Objective
Decentralized privacy-preserving predictive modeling enables multiple institutions to learn a more generalizable model on healthcare or genomic data by sharing the partially trained models instead of patient-level data, while avoiding risks such as single point of control. State-of-the-art blockchain-based methods remove the "server" role but can be less accurate than models that rely on a server. Therefore, we aim at developing a general model sharing framework to preserve predictive correctness, mitigate the risks of a centralized architecture, and compute the models in a fair way.Materials and methods
We propose a framework that includes both server and "client" roles to preserve correctness. We adopt a blockchain network to obtain the benefits of decentralization, by alternating the roles for each site to ensure computational fairness.
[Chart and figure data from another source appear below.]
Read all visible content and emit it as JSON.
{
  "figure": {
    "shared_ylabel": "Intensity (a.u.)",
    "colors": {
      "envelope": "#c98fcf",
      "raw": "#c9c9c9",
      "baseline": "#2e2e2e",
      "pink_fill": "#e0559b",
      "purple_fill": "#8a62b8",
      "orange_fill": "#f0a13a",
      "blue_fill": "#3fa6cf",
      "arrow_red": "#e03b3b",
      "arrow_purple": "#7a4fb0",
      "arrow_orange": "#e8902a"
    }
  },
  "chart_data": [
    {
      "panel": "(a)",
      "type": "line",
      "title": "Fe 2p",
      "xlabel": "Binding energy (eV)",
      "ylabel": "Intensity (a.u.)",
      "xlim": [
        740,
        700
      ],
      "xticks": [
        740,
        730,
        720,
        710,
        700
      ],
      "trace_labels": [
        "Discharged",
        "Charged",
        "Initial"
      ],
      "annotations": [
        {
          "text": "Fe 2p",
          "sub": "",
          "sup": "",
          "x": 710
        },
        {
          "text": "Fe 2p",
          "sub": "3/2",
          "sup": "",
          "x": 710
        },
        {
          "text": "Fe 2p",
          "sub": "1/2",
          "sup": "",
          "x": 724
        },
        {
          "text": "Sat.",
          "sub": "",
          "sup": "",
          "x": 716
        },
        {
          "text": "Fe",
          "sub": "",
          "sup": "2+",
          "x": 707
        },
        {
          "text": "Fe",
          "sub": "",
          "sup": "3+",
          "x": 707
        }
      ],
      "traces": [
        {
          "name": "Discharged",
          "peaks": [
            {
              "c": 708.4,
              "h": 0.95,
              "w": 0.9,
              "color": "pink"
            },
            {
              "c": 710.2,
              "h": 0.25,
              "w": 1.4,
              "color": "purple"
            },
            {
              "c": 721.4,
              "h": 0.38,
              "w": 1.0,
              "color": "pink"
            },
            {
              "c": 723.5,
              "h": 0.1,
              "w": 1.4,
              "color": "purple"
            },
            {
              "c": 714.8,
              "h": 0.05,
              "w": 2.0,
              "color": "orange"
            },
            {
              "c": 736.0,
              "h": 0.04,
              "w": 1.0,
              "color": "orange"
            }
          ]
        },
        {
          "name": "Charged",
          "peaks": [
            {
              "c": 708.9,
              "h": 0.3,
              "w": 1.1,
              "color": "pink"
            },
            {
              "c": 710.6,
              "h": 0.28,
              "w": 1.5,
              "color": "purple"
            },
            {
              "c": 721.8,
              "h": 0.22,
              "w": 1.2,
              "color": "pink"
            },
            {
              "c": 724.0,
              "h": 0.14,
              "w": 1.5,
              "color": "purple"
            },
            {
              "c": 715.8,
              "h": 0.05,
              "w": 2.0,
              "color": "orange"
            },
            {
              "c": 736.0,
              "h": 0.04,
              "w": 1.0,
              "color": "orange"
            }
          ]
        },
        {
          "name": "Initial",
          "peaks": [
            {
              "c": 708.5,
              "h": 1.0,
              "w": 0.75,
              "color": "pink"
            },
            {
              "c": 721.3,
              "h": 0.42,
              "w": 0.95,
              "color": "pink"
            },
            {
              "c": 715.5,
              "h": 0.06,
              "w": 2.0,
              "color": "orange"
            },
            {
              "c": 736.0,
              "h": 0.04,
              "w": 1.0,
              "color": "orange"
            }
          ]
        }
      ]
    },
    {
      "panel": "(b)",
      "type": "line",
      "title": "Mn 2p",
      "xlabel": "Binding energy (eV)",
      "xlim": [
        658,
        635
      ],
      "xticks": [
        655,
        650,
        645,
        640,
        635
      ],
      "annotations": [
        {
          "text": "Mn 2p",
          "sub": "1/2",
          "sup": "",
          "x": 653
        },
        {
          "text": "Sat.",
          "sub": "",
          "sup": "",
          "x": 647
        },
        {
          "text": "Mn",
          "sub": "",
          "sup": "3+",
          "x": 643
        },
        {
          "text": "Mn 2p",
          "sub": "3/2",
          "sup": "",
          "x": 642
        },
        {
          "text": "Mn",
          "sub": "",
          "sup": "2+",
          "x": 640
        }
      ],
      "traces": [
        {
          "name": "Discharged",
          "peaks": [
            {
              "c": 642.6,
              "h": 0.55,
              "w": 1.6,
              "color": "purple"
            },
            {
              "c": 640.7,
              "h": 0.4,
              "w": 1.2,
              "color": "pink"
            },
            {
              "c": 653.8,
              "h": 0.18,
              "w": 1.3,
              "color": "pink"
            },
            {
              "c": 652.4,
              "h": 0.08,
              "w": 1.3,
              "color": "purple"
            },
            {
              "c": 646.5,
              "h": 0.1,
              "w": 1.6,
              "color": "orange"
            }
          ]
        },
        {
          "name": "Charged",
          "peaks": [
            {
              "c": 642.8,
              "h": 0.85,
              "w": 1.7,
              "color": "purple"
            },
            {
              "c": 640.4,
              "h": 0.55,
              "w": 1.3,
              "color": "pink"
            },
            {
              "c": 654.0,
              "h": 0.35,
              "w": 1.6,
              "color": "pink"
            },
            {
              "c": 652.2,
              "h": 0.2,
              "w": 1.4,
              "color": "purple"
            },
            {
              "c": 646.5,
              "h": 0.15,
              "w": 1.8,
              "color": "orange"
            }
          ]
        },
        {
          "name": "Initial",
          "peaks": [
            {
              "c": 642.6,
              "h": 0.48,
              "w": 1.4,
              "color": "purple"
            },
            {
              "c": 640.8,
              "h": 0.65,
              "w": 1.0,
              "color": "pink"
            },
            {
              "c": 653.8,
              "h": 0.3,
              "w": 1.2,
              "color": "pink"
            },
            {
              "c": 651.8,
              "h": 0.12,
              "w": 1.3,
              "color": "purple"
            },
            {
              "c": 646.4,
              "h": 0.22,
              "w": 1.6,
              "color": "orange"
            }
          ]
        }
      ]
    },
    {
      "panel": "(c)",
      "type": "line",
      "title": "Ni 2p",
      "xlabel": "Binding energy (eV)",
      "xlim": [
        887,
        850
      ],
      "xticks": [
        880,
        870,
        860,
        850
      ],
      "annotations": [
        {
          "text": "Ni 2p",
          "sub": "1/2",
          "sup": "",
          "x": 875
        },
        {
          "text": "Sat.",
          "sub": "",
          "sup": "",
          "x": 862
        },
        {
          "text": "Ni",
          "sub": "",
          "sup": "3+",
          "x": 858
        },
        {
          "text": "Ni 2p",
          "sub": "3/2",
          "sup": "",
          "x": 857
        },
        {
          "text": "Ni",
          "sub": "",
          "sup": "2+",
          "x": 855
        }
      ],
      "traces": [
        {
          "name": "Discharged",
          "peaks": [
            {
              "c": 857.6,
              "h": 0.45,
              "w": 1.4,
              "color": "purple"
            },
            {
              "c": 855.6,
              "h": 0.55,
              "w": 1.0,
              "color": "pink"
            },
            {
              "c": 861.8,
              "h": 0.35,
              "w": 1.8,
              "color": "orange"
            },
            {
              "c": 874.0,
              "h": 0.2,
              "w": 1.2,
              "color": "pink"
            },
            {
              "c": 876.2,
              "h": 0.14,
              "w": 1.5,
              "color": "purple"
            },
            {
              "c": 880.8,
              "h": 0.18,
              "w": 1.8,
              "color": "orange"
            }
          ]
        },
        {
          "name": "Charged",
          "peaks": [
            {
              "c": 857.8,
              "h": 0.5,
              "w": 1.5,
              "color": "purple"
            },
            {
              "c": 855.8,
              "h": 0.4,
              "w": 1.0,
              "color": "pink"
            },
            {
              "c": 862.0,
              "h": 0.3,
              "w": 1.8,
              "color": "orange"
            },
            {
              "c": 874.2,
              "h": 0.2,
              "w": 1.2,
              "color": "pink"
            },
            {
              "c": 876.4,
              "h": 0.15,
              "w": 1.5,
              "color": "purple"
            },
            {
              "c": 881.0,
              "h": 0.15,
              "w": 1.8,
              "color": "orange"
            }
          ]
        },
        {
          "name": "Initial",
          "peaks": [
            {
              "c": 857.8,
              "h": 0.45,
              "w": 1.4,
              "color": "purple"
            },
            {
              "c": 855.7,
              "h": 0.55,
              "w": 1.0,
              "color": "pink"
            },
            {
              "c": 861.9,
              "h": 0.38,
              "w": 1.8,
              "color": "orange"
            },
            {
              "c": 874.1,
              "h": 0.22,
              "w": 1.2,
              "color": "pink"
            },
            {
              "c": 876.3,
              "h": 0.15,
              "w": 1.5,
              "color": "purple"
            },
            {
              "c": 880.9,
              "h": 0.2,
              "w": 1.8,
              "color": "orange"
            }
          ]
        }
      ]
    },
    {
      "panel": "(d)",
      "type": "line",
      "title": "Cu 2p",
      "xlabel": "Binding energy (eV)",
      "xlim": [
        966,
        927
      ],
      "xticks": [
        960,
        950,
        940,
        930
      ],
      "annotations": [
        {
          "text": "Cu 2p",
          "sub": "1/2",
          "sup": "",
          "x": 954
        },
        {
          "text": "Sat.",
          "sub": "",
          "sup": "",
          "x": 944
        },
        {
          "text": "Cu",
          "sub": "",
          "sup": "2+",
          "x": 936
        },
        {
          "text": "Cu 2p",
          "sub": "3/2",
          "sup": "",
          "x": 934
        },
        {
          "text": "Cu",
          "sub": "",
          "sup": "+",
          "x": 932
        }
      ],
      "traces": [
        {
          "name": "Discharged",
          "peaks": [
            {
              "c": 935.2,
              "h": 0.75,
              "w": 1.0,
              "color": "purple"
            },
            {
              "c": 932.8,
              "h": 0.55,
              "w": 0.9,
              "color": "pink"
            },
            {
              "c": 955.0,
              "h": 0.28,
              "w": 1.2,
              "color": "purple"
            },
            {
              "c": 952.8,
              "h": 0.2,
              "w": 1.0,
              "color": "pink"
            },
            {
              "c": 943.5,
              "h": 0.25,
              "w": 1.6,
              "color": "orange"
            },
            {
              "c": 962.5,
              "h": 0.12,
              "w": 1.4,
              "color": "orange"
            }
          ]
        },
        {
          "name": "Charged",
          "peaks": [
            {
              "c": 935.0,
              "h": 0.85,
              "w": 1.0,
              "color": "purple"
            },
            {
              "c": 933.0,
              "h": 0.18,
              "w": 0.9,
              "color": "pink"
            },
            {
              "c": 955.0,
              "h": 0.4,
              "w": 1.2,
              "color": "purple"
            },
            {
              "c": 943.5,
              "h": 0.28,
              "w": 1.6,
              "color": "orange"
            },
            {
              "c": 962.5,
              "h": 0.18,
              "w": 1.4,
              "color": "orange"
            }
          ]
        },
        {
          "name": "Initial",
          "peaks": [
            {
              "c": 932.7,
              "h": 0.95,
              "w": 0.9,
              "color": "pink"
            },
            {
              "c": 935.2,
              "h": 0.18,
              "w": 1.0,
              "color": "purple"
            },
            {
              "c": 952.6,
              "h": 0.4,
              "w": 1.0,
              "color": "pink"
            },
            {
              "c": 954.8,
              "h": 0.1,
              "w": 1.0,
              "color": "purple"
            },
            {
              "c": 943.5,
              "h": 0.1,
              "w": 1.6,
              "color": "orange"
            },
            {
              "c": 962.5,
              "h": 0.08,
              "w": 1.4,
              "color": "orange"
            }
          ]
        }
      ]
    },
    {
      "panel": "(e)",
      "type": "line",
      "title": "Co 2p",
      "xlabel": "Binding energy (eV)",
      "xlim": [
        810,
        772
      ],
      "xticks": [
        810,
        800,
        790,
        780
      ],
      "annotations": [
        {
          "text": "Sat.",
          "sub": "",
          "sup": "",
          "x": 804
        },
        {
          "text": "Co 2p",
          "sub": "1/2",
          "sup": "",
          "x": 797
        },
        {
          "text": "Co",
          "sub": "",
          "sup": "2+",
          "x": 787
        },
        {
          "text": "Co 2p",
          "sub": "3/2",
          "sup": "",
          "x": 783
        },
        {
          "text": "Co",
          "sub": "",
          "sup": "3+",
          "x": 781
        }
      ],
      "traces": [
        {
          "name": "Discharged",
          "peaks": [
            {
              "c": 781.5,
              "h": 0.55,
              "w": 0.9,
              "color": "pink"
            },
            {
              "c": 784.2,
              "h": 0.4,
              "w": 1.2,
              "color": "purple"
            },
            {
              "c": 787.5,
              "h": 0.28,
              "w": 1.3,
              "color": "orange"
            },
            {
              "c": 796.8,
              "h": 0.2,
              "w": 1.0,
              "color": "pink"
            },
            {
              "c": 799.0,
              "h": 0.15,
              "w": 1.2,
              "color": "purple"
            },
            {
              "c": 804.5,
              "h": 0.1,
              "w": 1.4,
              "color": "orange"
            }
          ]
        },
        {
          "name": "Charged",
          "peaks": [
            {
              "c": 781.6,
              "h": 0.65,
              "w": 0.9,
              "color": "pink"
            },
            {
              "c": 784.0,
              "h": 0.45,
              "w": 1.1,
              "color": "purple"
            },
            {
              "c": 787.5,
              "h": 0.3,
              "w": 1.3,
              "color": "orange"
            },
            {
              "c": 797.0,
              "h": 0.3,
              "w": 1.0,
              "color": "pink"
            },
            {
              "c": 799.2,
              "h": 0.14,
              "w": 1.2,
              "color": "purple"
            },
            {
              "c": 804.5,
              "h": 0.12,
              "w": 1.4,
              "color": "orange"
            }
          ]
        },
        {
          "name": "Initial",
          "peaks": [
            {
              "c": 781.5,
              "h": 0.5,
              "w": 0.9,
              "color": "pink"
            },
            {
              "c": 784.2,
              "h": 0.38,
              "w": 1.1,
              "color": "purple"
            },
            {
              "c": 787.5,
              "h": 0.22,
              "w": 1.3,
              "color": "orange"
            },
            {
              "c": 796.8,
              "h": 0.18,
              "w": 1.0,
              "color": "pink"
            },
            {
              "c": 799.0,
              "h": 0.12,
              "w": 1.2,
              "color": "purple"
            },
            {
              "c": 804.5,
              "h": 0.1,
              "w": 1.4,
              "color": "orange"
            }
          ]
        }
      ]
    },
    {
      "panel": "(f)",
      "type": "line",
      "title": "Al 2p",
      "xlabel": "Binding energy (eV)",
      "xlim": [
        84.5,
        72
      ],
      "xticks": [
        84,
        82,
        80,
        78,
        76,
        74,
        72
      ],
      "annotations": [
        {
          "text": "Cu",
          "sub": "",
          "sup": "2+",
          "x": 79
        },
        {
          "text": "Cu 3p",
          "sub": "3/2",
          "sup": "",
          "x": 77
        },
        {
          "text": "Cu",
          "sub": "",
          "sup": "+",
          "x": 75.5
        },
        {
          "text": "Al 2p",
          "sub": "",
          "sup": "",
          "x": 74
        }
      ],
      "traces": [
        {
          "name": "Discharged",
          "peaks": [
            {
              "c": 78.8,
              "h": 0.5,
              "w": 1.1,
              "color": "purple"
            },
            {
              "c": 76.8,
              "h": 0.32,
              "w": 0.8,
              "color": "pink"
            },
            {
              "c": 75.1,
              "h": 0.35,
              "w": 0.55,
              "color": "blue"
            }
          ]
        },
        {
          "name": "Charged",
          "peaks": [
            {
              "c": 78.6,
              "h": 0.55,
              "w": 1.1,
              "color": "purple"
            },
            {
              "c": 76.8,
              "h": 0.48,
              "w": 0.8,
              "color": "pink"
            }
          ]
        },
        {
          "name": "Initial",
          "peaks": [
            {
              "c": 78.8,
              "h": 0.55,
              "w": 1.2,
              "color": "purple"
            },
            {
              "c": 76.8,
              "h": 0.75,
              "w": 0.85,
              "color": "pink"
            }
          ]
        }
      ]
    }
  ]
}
Also, we developed GloreChain (Grid Binary LOgistic REgression on Permissioned BlockChain) as a concrete example, and compared it to a centralized algorithm on 3 healthcare or genomic datasets to evaluate predictive correctness, number of learning iterations and execution time.Results
GloreChain performs exactly the same as the centralized method in terms of correctness and number of iterations. It inherits the advantages of blockchain, at the cost of increased time to reach a consensus model.Discussion
Our framework is general or flexible and can also address intrinsic challenges of blockchain networks. Further investigations will focus on higher-dimensional datasets, additional use cases, privacy-preserving quality concerns, and ethical, legal, and social implications.Conclusions
Our framework provides a promising potential for institutions to learn a predictive model based on healthcare or genomic data in a privacy-preserving and decentralized way.